Qual a lição de tudo isso?

Genoino: A de que a democracia vale a pena demais.

Há 20 anos, o senhor falaria, ainda que em tese, em fuzilar um presidente?

Genoino: Nunca falei nem falaria. Há 20 anos, tinha uma posição esquerdista e, em muitas questões, sectária. Entrei aqui no Congresso Nacional adotando esse discurso. Fui mudando sem mudar de lado, resgatando aquilo que para mim é universal na perspectiva de transformar o Brasil e a sociedade: se quero mudar o mundo, tenho de ser mudado. Para mim política é prazer, poema, graça, encantamento. Aprendi isso convivendo com Ullysses Guimarães aqui no Congresso. A política não pode ser prisioneira de um mero interesse ou ideologia.

O senhor está se preparando para ser candidato à presidência da República?

Genoino: Em política, tem-se de se estar preparado para tudo. Vivi cinco mandatos de deputado, estou realizado politicamente. Sei que tenho de estar preparado para disputar um cargo maior. Mas esse cargo, de senador, governador, presidente da República, depende do partido, não depende só de mim. Tenho um candidato à Presidência: Lula.
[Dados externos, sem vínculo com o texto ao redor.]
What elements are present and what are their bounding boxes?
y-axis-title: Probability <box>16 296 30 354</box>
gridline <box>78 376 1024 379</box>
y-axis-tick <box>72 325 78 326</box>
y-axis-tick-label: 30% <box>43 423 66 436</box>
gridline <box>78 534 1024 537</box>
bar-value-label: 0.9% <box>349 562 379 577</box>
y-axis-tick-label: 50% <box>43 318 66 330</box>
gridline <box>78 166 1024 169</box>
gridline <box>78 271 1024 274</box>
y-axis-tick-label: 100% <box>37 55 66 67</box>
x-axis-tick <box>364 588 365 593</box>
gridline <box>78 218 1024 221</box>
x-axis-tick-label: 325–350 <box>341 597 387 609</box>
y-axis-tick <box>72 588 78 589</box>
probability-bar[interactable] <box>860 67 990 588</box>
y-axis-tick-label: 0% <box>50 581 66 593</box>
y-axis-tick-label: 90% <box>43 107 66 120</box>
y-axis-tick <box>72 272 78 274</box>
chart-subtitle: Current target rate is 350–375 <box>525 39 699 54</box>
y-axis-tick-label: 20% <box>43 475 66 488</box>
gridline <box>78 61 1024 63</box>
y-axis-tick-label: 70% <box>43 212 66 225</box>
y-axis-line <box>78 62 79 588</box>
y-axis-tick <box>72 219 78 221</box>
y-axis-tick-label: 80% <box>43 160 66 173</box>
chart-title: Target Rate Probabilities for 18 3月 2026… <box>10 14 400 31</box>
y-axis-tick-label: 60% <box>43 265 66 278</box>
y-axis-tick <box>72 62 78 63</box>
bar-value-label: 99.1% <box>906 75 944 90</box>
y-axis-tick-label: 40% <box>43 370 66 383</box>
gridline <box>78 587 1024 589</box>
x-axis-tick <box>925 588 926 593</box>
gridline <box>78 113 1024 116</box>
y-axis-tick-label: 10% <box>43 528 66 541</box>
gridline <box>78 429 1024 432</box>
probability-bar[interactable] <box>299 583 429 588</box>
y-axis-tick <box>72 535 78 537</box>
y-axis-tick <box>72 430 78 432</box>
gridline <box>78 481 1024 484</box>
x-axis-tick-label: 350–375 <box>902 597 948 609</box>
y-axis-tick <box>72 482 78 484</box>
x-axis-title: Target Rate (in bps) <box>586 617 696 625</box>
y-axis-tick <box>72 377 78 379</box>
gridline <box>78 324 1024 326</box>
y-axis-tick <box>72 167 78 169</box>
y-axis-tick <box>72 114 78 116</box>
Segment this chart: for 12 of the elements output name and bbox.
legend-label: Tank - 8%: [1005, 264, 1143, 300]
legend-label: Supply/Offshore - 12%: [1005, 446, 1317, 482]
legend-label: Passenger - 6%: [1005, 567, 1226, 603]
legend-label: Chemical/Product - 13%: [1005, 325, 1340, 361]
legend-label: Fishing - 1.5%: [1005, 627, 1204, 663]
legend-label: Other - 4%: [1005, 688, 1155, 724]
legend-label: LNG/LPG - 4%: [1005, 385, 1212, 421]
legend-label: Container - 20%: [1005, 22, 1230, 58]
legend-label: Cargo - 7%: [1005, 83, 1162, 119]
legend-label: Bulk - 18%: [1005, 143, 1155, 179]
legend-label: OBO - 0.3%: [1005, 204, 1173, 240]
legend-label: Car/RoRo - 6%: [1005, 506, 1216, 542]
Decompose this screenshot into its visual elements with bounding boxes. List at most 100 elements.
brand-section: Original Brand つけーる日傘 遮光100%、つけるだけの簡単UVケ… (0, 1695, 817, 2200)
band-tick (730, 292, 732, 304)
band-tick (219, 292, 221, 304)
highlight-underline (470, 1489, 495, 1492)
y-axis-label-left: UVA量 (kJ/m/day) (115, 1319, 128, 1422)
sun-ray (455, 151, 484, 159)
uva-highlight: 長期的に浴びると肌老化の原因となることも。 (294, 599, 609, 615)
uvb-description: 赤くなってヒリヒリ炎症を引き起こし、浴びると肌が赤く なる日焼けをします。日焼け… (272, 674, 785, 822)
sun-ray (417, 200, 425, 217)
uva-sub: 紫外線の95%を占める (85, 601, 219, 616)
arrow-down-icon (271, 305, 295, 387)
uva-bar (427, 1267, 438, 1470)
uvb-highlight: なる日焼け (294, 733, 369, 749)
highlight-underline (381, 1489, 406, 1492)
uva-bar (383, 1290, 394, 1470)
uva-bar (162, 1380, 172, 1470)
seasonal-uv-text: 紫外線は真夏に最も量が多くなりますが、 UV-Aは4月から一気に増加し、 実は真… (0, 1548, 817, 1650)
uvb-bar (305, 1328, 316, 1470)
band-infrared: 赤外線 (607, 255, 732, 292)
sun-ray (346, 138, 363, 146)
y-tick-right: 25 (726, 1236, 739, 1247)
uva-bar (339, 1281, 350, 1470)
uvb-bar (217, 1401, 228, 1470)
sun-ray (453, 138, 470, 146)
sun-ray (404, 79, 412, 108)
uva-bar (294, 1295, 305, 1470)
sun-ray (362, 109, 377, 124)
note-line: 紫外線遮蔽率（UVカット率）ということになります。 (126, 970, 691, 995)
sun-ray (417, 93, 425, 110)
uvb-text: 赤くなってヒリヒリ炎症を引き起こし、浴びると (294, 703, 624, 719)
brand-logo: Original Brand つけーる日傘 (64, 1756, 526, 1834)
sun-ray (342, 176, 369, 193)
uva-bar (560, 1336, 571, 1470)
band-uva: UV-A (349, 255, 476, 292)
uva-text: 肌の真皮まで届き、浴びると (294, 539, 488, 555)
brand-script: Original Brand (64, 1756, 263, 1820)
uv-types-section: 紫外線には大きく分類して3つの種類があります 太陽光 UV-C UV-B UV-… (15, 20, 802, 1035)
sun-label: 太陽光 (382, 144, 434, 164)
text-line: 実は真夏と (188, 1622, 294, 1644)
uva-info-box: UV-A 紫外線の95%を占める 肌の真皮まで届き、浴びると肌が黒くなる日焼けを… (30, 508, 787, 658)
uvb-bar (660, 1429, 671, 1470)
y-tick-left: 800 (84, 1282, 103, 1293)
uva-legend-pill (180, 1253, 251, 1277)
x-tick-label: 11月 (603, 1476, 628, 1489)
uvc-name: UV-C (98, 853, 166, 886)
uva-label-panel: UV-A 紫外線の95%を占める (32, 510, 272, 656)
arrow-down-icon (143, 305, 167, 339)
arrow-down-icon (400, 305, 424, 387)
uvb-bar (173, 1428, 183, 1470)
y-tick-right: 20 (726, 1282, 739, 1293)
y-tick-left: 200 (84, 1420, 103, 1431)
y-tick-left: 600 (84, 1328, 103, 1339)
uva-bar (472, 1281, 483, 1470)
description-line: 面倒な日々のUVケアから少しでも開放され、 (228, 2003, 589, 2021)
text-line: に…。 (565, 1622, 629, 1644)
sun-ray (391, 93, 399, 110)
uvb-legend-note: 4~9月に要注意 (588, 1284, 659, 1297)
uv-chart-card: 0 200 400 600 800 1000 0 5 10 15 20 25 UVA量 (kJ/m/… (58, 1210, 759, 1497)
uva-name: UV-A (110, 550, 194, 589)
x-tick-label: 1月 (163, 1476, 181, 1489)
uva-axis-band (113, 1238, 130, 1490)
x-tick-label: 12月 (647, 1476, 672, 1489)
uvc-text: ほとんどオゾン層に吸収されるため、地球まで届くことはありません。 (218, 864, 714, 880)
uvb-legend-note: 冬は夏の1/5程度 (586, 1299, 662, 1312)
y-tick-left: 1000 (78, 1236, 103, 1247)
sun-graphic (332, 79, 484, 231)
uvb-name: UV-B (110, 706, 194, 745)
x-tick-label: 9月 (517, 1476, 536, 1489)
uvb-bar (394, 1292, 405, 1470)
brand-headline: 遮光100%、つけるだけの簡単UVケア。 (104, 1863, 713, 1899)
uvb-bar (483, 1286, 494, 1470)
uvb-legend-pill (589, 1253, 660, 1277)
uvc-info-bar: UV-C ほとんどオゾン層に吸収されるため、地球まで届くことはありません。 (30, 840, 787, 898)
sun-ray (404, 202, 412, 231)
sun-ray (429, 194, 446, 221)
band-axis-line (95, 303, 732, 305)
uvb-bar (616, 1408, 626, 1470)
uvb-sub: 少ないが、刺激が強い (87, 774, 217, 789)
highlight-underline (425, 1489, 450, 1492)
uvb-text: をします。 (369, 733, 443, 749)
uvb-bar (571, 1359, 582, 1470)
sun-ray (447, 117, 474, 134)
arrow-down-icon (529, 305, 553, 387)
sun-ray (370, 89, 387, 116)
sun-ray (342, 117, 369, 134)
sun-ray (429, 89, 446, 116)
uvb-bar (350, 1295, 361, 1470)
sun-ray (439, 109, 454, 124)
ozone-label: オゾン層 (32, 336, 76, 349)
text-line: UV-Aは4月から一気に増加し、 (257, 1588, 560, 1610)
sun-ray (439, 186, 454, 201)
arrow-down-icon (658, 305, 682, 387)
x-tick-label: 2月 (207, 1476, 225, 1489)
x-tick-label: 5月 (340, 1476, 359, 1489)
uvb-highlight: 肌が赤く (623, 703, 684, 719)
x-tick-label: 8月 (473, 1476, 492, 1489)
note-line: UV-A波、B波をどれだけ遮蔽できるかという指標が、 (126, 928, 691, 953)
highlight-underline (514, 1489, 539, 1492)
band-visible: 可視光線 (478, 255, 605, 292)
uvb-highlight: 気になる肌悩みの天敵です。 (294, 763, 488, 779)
Qual a principal crítica ao PT, nos 20 anos de fundação?

Genoino: O PT foi uma instituição que deu certo. Nosso desafio é ter um programa de governo capaz de dialogar com segmentos sociais e econômicos para governar o Brasil com o mundo. Temos de pensar um novo modelo de contrato social para o Brasil.

E a briga entre Garotinho e Brizola, quem tem razão?

Genoino: A esquerda não pode se dividir. Lamento que esteja dividida em capitais símbolos do poder: São Paulo, Rio de janeiro, Belo Horizonte, Porto Alegre e Salvador. O que me preocupa é que não se está pensando no Rio de Janeiro na sua dimensão nacional, de uma eleição que é o primeiro passo para 2002.